Denis Shatov: „Auch wenn Sprach- und Kulturmittelnde nicht für die therapeutische Arbeit verantwortlich sind, ist es wichtig, über grundlegendes Wissen zu Verlauf und Funktionsweise von Psychotherapie zu verfügen. Sonst kann es schnell passieren, dass therapeutische Prozesse nicht ausreichend eingeordnet und professionelle Grenzen unbeabsichtigt überschritten werden. Um so etwas zu verhindern, hilft es auch, wenn im Rahmen von Vorgesprächen relevante Informationen zur Symptomatik transparent gemacht werden. Besteht beispielsweise ein Risiko für Dissoziationen? Was bedeutet dissoziatives Verhalten konkret und wie sollte im Setting darauf reagiert werden? Solche und viele weitere Fragen können dabei geklärt werden, um Überforderung oder Missverständnisse im Behandlungsraum möglichst zu vermeiden.“ 

Was genau sind deine Pläne als neue SKM-Leitung für das Zentrum ÜBERLEBEN? 

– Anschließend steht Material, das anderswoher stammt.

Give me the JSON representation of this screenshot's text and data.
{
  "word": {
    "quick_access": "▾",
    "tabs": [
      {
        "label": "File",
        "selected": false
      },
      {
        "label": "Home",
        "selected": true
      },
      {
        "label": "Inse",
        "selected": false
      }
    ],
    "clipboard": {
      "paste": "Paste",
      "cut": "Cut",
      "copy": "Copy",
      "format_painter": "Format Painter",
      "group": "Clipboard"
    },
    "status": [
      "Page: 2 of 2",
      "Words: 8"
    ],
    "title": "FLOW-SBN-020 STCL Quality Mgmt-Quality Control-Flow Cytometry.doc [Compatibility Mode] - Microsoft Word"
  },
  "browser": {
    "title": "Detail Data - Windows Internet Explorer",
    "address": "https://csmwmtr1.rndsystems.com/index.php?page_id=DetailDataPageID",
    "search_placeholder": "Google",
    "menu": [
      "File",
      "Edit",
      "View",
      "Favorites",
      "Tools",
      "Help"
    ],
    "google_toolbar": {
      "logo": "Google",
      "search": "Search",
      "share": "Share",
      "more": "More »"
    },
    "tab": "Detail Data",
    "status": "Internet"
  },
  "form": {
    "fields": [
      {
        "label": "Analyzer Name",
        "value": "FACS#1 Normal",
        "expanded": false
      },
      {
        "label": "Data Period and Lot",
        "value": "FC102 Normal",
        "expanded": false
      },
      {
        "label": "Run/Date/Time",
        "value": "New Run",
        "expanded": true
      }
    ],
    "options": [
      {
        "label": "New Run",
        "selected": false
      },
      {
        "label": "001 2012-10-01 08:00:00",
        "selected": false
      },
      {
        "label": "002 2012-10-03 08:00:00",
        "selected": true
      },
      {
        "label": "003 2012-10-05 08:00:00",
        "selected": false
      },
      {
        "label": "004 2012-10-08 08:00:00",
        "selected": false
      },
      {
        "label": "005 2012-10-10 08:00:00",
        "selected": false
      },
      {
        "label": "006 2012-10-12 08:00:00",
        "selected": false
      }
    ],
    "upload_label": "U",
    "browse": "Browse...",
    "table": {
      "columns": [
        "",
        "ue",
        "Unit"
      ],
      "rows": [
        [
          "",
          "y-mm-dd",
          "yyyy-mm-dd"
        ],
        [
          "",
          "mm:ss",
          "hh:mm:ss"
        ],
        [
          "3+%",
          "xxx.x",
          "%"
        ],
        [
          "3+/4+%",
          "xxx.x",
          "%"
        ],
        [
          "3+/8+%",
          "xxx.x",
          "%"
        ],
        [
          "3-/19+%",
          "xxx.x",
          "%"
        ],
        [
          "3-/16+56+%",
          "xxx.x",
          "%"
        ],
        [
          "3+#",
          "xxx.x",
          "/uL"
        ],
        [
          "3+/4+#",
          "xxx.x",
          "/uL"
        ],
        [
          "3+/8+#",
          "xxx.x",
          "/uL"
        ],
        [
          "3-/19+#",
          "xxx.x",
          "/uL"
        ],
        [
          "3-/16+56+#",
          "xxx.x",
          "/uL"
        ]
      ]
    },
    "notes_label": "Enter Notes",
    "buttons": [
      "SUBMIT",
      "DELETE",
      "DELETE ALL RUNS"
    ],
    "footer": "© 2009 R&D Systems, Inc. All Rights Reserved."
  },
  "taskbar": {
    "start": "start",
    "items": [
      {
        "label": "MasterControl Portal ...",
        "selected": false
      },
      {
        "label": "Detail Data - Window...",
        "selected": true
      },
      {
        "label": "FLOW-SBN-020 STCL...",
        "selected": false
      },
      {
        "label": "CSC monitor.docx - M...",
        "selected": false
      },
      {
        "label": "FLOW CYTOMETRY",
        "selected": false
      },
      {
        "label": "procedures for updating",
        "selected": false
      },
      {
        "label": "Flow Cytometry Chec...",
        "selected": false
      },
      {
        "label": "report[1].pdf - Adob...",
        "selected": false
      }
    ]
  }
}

Denis Shatov: „Da ich mich aktuell noch in der Einarbeitungsphase befinde, ist es mir zunächst wichtig, durch Gespräche und Beobachtungen ein differenziertes Bild der bestehenden Strukturen zu gewinnen. Im Mittelpunkt steht für mich die Frage, welche Bedarfe die hier tätigen Sprach- und Kulturmittelnden haben. Was ist bereits gut etabliert und wo könnten perspektivisch Weiterentwicklungen sinnvoll sein? Ebenso ist es wichtig, den sprachlichen Bedarf kontinuierlich im Blick zu behalten. Ich freue mich darauf, für solche und noch viele weitere Themen als verlässliche Ansprechperson für diesen Bereich zur Verfügung zu stehen und die Arbeit der Sprach- und Kulturmittelnden im Zentrum ÜBERLEBEN weiter zu stärken.“

* Der Schutz unserer Patient:innen ist uns wichtig. Deswegen arbeiten wir mit Anonymisierungen bei Persönlichkeitsdaten und Fotos.